Lillian Pitt, photo by Holly Andres, courtesy of the Oregon Cultural Trust.
Lillian Pitt, photo by Holly Andres, courtesy of the Oregon Cultural Trust.

Pitt, born in 1943 on the Warm Springs reservation in Oregon, grew up not knowing very much about her ancestors or the traditional art of her people. Her parents lived at the time when Indian children were sent to boarding schools that stripped their culture and tried to force assimilation to the white settler way of life. “And so my father grew to think that we would be better off if we tried to be less Indian. He felt that being less Indian could help his children have more comfortable lives,” Pitt explains.

It wasn’t until she was in her 30s that Pitt learned her ancestry in the Columbia River Gorge dates back more than 10,000 years. She was already working as an artist, but searching for her focus and artistic identity. An elder brought her to see the rock carvings and pictographs made thousands of years ago by her ancestors. This epiphanic experience set the course for Pitt’s long, influential career. Her experience seeing the painted and carved rock was a true revelation. “I couldn’t get over how interesting these rock images were” she says. She spent much of her early years as an artist “learning about my ancestors and studying the designs that they created. I learned everything I could about their rock carvings, their baskets, beaded bags, dresses, the tools they used.”

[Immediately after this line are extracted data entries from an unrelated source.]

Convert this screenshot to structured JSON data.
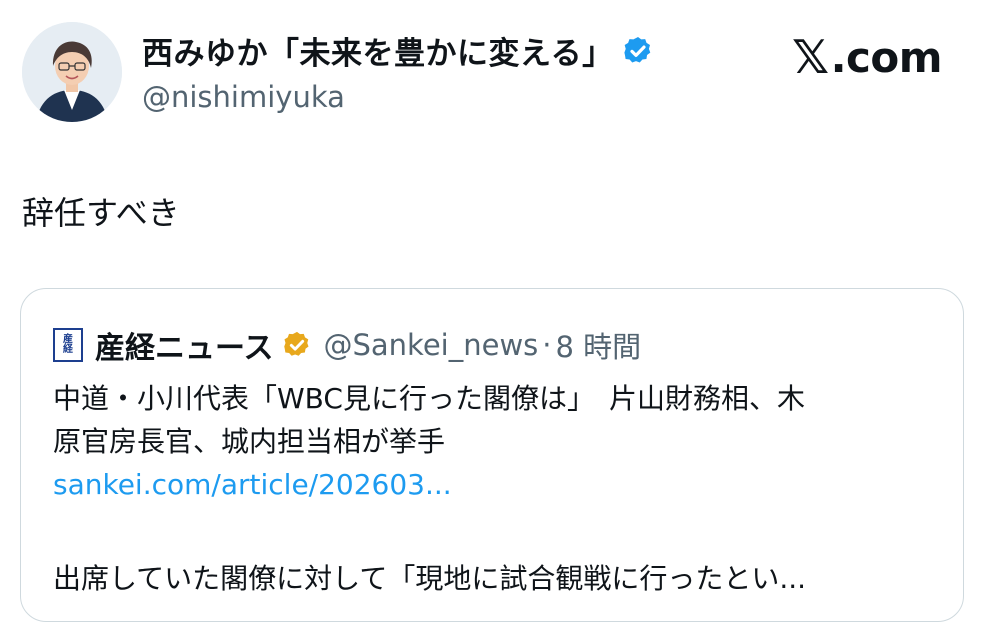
{
  "author": {
    "display_name": "西みゆか「未来を豊かに変える」",
    "handle": "@nishimiyuka",
    "avatar_icon": "avatar-photo",
    "verified_icon": "verified-badge-icon",
    "verified_color": "#1d9bf0"
  },
  "brand": {
    "x_glyph": "𝕏",
    "domain": ".com"
  },
  "tweet": {
    "text": "辞任すべき"
  },
  "quoted_tweet": {
    "logo_chars": [
      "産",
      "経"
    ],
    "name": "産経ニュース",
    "verified_icon": "gold-verified-badge-icon",
    "verified_color": "#e8a81c",
    "handle": "@Sankei_news",
    "separator": "·",
    "time": "8 時間",
    "headline_line1": "中道・小川代表「WBC見に行った閣僚は」　片山財務相、木",
    "headline_line2": "原官房長官、城内担当相が挙手",
    "link": "sankei.com/article/202603...",
    "snippet": "出席していた閣僚に対して「現地に試合観戦に行ったとい..."
  },
  "colors": {
    "text_primary": "#0f1419",
    "text_secondary": "#536471",
    "link": "#1d9bf0",
    "card_border": "#cfd9de"
  }
}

In the past four decades Pitt has become a celebrated contemporary artist. She is comfortable working with numerous materials and media in all scales. Though primarily a sculptor, Pitt is also a printmaker and jeweler. No matter the medium, her work always pays homage to her ancestors. She is probably most renowned for the masks made with various materials including cast bronze, glass and clay. Her series of mask portraits honors the first rock painting she saw, Tsagaglalal (She Who Watches). The mixed media sculptures depict animals and people and sometimes the mystical combination of the two. “Regardless of the medium,” the artist states, “and ever since my early years as an artist, my work directly relates to and honors my ancestors, the environment, and the animals.”